Alison shows the development of her sexuality through entries in her children’s diary and excerpts from communication with peers. Her first sexual experience is with her girlfriend, Joan. Likewise, the father hid his secret about his first sexual adventures with peers and the army. Alison obsessively thinks she is doing the wrong thing, guided by more conservative attitudes and possible judgments. Although she will declare her own orientation in defiance of her father, she will still be held by uncertainty in her actions. It is precise because she will never know her father’s motives for keeping his experience a secret. After all, he was guided not only by accepted public opinion. The development of sexuality, as a result, stumbles upon unexpected experiences that generate both interest and fear. All identity suffers from these mysteries, becoming a seemingly dependent variable on sexuality.
Conclusion
In fact, these two categories can significantly influence each other, but it is impossible to identify them. Alison achieves catharsis in accepting her sexuality, she can openly declare this, but identity continues to search, further forming a personality. These further steps led to the fact that Bruce was forced to hide his experience, entrusting it only to his daughter. These further steps also led her father to commit suicide, which in the reflection on Alison’s heroine, added to her fear of whether the same awaits her in the end. This fear makes Alison confess her sexuality, but he does not leave her further. New questions arise; Alison does not know whether to blame herself for her father’s deliberate suicide. He wanted to fulfill his need to demonstrate femininity through her. However, it is very likely that he wanted the best for his daughter, who will find her calling in life, regardless of his actions. He destroyed access to his identity along with the power he had over his daughter.

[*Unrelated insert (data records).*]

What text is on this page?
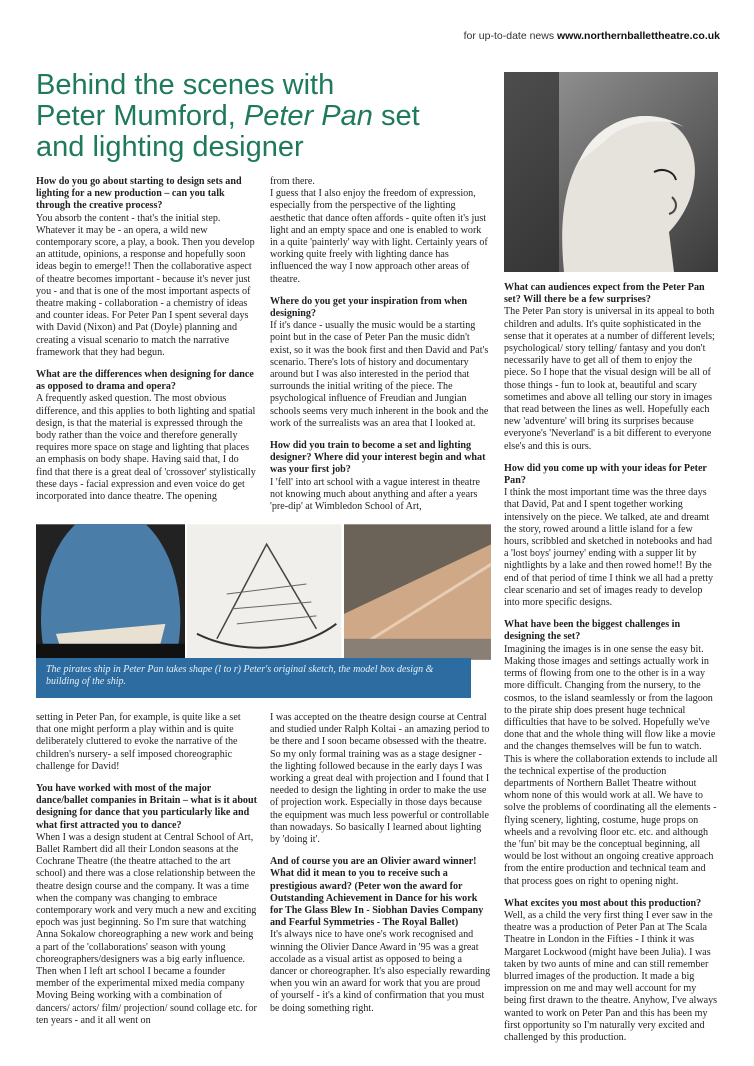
for up-to-date news www.northernballettheatre.co.uk
Behind the scenes with
Peter Mumford, Peter Pan set
and lighting designer

How do you go about starting to design sets and lighting for a new production – can you talk through the creative process?

You absorb the content - that's the initial step. Whatever it may be - an opera, a wild new contemporary score, a play, a book. Then you develop an attitude, opinions, a response and hopefully soon ideas begin to emerge!! Then the collaborative aspect of theatre becomes important - because it's never just you - and that is one of the most important aspects of theatre making - collaboration - a chemistry of ideas and counter ideas. For Peter Pan I spent several days with David (Nixon) and Pat (Doyle) planning and creating a visual scenario to match the narrative framework that they had begun.

What are the differences when designing for dance as opposed to drama and opera?

A frequently asked question. The most obvious difference, and this applies to both lighting and spatial design, is that the material is expressed through the body rather than the voice and therefore generally requires more space on stage and lighting that places an emphasis on body shape. Having said that, I do find that there is a great deal of 'crossover' stylistically these days - facial expression and even voice do get incorporated into dance theatre. The opening

from there.

I guess that I also enjoy the freedom of expression, especially from the perspective of the lighting aesthetic that dance often affords - quite often it's just light and an empty space and one is enabled to work in a quite 'painterly' way with light. Certainly years of working quite freely with lighting dance has influenced the way I now approach other areas of theatre.

Where do you get your inspiration from when designing?

If it's dance - usually the music would be a starting point but in the case of Peter Pan the music didn't exist, so it was the book first and then David and Pat's scenario. There's lots of history and documentary around but I was also interested in the period that surrounds the initial writing of the piece. The psychological influence of Freudian and Jungian schools seems very much inherent in the book and the work of the surrealists was an area that I looked at.

How did you train to become a set and lighting designer? Where did your interest begin and what was your first job?

I 'fell' into art school with a vague interest in theatre not knowing much about anything and after a years 'pre-dip' at Wimbledon School of Art,

What can audiences expect from the Peter Pan set? Will there be a few surprises?

The Peter Pan story is universal in its appeal to both children and adults. It's quite sophisticated in the sense that it operates at a number of different levels; psychological/ story telling/ fantasy and you don't necessarily have to get all of them to enjoy the piece. So I hope that the visual design will be all of those things - fun to look at, beautiful and scary sometimes and above all telling our story in images that read between the lines as well. Hopefully each new 'adventure' will bring its surprises because everyone's 'Neverland' is a bit different to everyone else's and this is ours.

How did you come up with your ideas for Peter Pan?

I think the most important time was the three days that David, Pat and I spent together working intensively on the piece. We talked, ate and dreamt the story, rowed around a little island for a few hours, scribbled and sketched in notebooks and had a 'lost boys' journey' ending with a supper lit by nightlights by a lake and then rowed home!! By the end of that period of time I think we all had a pretty clear scenario and set of images ready to develop into more specific designs.

What have been the biggest challenges in designing the set?

Imagining the images is in one sense the easy bit. Making those images and settings actually work in terms of flowing from one to the other is in a way more difficult. Changing from the nursery, to the cosmos, to the island seamlessly or from the lagoon to the pirate ship does present huge technical difficulties that have to be solved. Hopefully we've done that and the whole thing will flow like a movie and the changes themselves will be fun to watch. This is where the collaboration extends to include all the technical expertise of the production departments of Northern Ballet Theatre without whom none of this would work at all. We have to solve the problems of coordinating all the elements - flying scenery, lighting, costume, huge props on wheels and a revolving floor etc. etc. and although the 'fun' bit may be the conceptual beginning, all would be lost without an ongoing creative approach from the entire production and technical team and that process goes on right to opening night.

What excites you most about this production?

Well, as a child the very first thing I ever saw in the theatre was a production of Peter Pan at The Scala Theatre in London in the Fifties - I think it was Margaret Lockwood (might have been Julia). I was taken by two aunts of mine and can still remember blurred images of the production. It made a big impression on me and may well account for my being first drawn to the theatre. Anyhow, I've always wanted to work on Peter Pan and this has been my first opportunity so I'm naturally very excited and challenged by this production.

The pirates ship in Peter Pan takes shape (l to r) Peter's original sketch, the model box design & building of the ship.

setting in Peter Pan, for example, is quite like a set that one might perform a play within and is quite deliberately cluttered to evoke the narrative of the children's nursery- a self imposed choreographic challenge for David!

You have worked with most of the major dance/ballet companies in Britain – what is it about designing for dance that you particularly like and what first attracted you to dance?

When I was a design student at Central School of Art, Ballet Rambert did all their London seasons at the Cochrane Theatre (the theatre attached to the art school) and there was a close relationship between the theatre design course and the company. It was a time when the company was changing to embrace contemporary work and very much a new and exciting epoch was just beginning. So I'm sure that watching Anna Sokalow choreographing a new work and being a part of the 'collaborations' season with young choreographers/designers was a big early influence. Then when I left art school I became a founder member of the experimental mixed media company Moving Being working with a combination of dancers/ actors/ film/ projection/ sound collage etc. for ten years - and it all went on

I was accepted on the theatre design course at Central and studied under Ralph Koltai - an amazing period to be there and I soon became obsessed with the theatre. So my only formal training was as a stage designer - the lighting followed because in the early days I was working a great deal with projection and I found that I needed to design the lighting in order to make the use of projection work. Especially in those days because the equipment was much less powerful or controllable than nowadays. So basically I learned about lighting by 'doing it'.

And of course you are an Olivier award winner! What did it mean to you to receive such a prestigious award? (Peter won the award for Outstanding Achievement in Dance for his work for The Glass Blew In - Siobhan Davies Company and Fearful Symmetries - The Royal Ballet)

It's always nice to have one's work recognised and winning the Olivier Dance Award in '95 was a great accolade as a visual artist as opposed to being a dancer or choreographer. It's also especially rewarding when you win an award for work that you are proud of yourself - it's a kind of confirmation that you must be doing something right.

Finally, an equally important question appears in the following context. Alison would not have been born if Bruce had not suppressed his sexuality by forming such a conflicting identity. This fact shows that every decision in life, regardless of a person’s sexuality and identity, has its pluses and minuses. Sooner or later, even the father opened the veil of his secrets for his daughter. It turns out that honesty is the key to the absence of conflicts, and the lack of answers to many questions is either a matter of time or a matter of importance. Alison continues her life the way she wants, and sooner or later, she will be able to achieve solutions to her problems. Some of them appeared because of the father, but he corrected many of them. If the heroes were able to decide on sexuality, then the identity remained dynamic until the very end of the work, both in the heroes’ eyes and within them.
Reference List
Bechdel, A. (2007). Fun home: A family tragicomic. Boston, MA: Houghton Mifflin Harcourt.